Some of the manufacturers recommend even more often coolant changing  coolant on vehicles confronted with “severe service,” for example frequent towing. The program for the majority of Chevrolets, however, is to change it after 150,000 miles no matter of the way the vehicle is driven.

Today is not uncommon to find and  numerous service shops or dealerships which sell vehicles using “lifetime” coolant. But, regardless if this kind of offers, you need to do it more frequently than the maintenance schedule advises, for example on every 30,000 or 50,000 miles.

Here is the reason why: Many cars use long-life engine coolant (generally a 50/50 combination of antifreeze with water) which is able to provide protection for a number of years, together with minimal maintenance. Advanced automobiles likewise have longer periods between fluid changes of all types mainly because the environmental authority has forced car manufacturers to decrease the quantity of waste fluids that need to be disposed of or reprocessed.

The coolant can become weakened with time and must be tested to see if it is still effective, since it can be difficult to tell just by looks. Even when screening reveals the cooling and antifreeze protection is good, antifreeze becomes more acidic with time and drop the rust-inhibiting properties, leading to corrosion.
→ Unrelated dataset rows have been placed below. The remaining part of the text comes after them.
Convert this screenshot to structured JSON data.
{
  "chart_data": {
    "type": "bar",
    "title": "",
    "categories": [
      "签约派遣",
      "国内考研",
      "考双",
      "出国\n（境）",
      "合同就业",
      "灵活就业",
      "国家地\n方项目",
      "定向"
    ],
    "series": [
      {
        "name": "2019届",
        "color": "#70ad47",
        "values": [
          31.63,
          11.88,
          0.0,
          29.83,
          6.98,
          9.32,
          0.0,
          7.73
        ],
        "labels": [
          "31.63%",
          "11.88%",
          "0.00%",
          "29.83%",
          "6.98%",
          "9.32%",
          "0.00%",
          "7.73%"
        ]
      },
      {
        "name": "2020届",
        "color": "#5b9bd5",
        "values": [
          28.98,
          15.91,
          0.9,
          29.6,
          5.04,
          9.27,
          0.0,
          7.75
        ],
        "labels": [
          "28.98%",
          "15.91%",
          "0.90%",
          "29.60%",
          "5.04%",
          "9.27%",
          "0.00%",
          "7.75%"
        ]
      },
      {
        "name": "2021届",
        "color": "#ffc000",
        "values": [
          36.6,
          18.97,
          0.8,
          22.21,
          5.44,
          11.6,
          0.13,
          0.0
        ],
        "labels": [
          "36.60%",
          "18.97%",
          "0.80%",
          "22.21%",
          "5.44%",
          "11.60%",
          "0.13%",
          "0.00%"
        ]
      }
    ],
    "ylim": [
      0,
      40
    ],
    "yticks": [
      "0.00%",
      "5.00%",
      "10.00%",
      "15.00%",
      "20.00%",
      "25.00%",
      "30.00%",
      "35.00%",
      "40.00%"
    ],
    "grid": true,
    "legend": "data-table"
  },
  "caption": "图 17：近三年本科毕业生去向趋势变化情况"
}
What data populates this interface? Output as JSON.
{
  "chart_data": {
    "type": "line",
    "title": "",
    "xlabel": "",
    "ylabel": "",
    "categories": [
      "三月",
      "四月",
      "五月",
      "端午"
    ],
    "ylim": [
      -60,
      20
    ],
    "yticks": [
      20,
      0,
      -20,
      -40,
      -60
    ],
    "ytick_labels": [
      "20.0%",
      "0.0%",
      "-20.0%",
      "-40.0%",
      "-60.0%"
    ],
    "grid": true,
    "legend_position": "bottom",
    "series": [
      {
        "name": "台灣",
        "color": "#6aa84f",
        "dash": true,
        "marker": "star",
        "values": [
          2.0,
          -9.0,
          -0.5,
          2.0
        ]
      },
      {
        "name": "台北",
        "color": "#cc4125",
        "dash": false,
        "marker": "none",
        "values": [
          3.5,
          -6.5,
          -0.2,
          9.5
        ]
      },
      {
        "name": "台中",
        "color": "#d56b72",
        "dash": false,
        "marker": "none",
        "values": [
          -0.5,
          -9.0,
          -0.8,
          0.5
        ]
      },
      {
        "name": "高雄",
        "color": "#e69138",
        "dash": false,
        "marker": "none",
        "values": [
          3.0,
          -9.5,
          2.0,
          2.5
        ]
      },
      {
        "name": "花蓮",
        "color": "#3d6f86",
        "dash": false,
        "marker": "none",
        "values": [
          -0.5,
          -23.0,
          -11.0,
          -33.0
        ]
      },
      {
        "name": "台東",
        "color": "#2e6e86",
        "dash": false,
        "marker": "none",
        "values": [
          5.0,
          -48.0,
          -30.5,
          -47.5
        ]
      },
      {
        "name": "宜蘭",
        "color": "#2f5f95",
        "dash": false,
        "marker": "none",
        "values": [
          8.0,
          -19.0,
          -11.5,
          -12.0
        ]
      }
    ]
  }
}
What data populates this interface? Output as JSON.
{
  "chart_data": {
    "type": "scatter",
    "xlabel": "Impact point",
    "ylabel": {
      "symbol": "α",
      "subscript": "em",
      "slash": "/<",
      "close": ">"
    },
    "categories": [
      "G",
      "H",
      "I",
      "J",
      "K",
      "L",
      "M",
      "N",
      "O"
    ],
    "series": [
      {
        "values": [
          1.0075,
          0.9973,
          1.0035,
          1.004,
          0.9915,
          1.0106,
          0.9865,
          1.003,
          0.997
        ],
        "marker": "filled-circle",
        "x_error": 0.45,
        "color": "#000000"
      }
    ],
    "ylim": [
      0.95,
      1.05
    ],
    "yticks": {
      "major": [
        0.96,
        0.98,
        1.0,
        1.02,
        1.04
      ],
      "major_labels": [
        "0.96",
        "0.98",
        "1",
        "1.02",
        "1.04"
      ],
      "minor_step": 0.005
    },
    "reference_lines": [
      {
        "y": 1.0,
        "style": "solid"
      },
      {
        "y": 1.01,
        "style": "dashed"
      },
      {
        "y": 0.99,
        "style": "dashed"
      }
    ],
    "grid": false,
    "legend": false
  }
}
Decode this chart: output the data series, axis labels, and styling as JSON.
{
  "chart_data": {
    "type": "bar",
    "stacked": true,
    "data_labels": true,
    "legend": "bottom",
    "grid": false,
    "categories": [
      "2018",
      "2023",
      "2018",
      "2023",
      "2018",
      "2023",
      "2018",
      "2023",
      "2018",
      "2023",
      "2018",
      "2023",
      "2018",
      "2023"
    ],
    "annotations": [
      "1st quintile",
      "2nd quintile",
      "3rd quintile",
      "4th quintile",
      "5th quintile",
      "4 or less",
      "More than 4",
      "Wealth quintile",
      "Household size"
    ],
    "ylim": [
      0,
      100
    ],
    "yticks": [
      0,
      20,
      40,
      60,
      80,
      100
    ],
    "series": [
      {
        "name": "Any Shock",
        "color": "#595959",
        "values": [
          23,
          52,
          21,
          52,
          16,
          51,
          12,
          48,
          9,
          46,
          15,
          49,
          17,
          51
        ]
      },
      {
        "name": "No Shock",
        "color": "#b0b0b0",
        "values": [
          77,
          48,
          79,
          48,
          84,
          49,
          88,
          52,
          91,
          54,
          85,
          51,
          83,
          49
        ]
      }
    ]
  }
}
Corrosion has many bad practices can harm the radiator, thermostat, water pump and other parts involved in the cooling system, so the coolant in a car with more than 50,000 miles should be tested regularly. It is a good idea for you to watch out for indications of rust and to ensure it has enough cooling protection, even when the cooling system is apparently in working order. It is often inspected with test strips that determine the level of acidity, together with a hydrometer that calculates freezing and boiling protection.

In a case corrosion has harmed some of the parts, the coolant needs to be changed. The cooling system must be flushed to remove pollutants regardless of what the maintenance schedule requires or the number of miles shown on the odometer. On the flip side, if testing reveals the coolant is still effective without any signs of corrosion, changing it more frequently than the manufacturer suggests might be a waste of cash.